- Founded: 1911
- Country: Turkey
- Branch: Turkish Army
- Type: Infantry
- Size: Corps
- Part of: First Army
- Garrison/HQ: Gelibolu, Çanakkale

Commanders
- Lieutenant general: Mustafa Oğuz
- Notable commanders: Selahattin Adil Ali Hikmet Ayerdem Engin Alan Zekai Aksakallı

= 2nd Corps (Turkey) =

The 2nd Corps (Turkish: 2. Kolordu) is a field corps of the Turkish Army. It is headquartered at Gelibolu in Çanakkale Province, and is part of the First Army (Turkey). In 2013 it appeared to be under command of Major General Mustafa Oğuz.

After the founding of Turkey in the early 1920s, the protection of the fortified position on the Dardanelles was entrusted to the 1st Corps, based in Çanakkale. The 2nd Corps, based in Gallipoli, defended the Gallipoli Peninsula against land attacks. The 1st Corps was abolished in 1947, and the Dardanelles Fortified Area Command was abolished in 1949. Since then, the Dardanelles Strait Command, part of the Turkish Navy, has guarded the position.

In 1941, it appears to have been part of the Second Army's Dardanelles and Marmara Area, and had its headquarters at Gelibolu with the 4th Infantry Division, the 69th Infantry Division, the 32nd Infantry Division, the 66th Mechanized Infantry Division, and the 72nd Infantry Brigade.

In 1943, Nuri Yamut, a career Artillery officer, was appointed to the 2nd Corps Command in Gallipoli. In 1947 initial U.S. reports on assistance to Turkey said the corps comprised the 4th Infantry Division and the 66th and 69th Divisions, within Second Army.

By 1974 it was a part of the First Army (Turkey).
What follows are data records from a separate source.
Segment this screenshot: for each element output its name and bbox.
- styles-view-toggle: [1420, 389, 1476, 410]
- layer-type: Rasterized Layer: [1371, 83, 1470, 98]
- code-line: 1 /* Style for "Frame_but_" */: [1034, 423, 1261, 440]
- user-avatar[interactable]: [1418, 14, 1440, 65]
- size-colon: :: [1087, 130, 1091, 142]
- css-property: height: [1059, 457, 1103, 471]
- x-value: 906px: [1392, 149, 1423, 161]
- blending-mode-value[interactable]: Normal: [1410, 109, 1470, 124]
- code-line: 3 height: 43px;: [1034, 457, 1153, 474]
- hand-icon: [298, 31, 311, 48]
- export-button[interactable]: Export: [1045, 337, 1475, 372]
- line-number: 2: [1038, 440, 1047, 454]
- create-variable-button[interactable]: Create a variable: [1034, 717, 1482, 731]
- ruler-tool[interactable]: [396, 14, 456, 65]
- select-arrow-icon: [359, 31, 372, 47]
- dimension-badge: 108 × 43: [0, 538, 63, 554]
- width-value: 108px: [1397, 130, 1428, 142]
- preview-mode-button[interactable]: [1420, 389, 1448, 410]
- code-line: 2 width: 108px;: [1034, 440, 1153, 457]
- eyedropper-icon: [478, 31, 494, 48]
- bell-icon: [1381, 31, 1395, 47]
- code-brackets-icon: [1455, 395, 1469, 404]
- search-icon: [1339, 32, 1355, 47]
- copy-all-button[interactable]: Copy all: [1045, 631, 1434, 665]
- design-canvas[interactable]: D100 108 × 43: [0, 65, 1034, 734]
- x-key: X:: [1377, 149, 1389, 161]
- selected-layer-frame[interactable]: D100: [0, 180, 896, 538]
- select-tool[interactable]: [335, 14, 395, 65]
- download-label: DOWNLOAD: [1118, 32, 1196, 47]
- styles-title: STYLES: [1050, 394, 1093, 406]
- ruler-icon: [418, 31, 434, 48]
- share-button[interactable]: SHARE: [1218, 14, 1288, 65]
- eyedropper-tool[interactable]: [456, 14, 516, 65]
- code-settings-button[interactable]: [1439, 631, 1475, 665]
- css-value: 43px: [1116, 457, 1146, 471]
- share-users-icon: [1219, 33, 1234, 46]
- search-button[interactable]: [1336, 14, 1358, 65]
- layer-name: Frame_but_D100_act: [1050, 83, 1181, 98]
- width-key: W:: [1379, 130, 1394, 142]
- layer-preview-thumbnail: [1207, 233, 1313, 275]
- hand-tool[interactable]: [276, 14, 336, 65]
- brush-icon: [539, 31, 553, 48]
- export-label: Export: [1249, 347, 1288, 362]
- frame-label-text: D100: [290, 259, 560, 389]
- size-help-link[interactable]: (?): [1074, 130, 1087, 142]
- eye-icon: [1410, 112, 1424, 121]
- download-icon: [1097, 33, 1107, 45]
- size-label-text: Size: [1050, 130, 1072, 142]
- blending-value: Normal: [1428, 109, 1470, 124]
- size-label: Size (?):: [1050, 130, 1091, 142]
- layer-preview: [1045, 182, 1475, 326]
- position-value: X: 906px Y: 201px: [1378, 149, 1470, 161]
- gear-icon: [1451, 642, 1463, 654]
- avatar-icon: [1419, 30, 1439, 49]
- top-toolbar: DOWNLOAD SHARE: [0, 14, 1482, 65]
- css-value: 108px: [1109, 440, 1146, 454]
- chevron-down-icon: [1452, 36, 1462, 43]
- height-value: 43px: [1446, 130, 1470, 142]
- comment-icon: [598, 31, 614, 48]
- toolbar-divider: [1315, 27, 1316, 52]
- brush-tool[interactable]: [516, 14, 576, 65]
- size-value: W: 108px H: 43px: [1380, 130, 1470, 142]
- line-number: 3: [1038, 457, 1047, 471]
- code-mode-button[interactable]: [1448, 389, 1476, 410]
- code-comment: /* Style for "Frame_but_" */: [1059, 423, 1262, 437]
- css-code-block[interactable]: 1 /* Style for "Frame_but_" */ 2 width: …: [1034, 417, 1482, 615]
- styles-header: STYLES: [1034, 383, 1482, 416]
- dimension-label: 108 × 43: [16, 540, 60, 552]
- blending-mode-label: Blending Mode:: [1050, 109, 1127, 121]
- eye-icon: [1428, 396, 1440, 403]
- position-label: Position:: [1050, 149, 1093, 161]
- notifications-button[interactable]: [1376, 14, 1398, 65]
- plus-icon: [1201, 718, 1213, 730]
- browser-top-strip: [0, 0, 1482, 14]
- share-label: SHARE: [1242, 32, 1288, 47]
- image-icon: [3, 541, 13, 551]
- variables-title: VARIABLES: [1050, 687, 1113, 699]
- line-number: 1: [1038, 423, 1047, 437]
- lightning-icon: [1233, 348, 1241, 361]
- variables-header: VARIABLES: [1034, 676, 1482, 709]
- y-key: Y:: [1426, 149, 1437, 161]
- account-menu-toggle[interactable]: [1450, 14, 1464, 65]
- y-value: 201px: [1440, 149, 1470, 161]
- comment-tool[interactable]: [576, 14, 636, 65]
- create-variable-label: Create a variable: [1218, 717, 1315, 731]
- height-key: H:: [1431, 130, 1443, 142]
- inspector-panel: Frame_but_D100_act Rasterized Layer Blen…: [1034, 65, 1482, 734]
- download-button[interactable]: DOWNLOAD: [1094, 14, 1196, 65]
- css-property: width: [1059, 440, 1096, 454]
The 8th Division appears to have served with the corps for several decades. The 131st Infantry Regiment was garrisoned at the Hayrabolu barracks for several decades prior to the 1992-93 reorganization. During that reorganiszation the 8th Infantry Division was inactivated, and the 95th Armoured Brigade (95. Zırhlı Tugayı) was established. The new brigade had two primary sites in Tekirdağ Province: the tank battalions and the headquarters at Malkara, while the original garrison infrastructure in Hayrabolu was repurposed to house the 95th Armoured Brigade Deputy Command (95. Zırhlı Tugay Komutan Yardımcılığı).

In 2004, Lale Sarıibrahimoğlu reported that the corps consisted of the:

- Corps Headquarters (Gelibolu)
  - 4th Mechanized Infantry Brigade (Keşan)
  - 8th Mechanized Infantry Brigade (Tekirdağ)
  - 18th Mechanized Infantry Brigade (Gelibolu)
  - 95th Armored Brigade (Malkara)

In the mid-2020s the corps appeared to include the 4th Mechanized Infantry Brigade based at Keşan, the 8th Mechanized Infantry Brigade based at Tekirdağ, and the 18th Mechanized Infantry Brigade at Ortaköy, a military installation in :tr:Kavakköy on the Gallipoli Peninsula. It also included the 95th Armored Brigade at Malkara, the 5th Commando Brigade (upgraded from a regiment, and commonly referred to as the Rüzgâr Alayı or Wind Regiment) deployed on the frontier island of Gökçeada, and the 102nd Artillery Regiment stationed in Uzunköprü.

The 2nd Corps Engineer Combat Regiment (2. Kolordu İstihkam Savaş Alayı) routinely provides amphibious bridging units during exercises.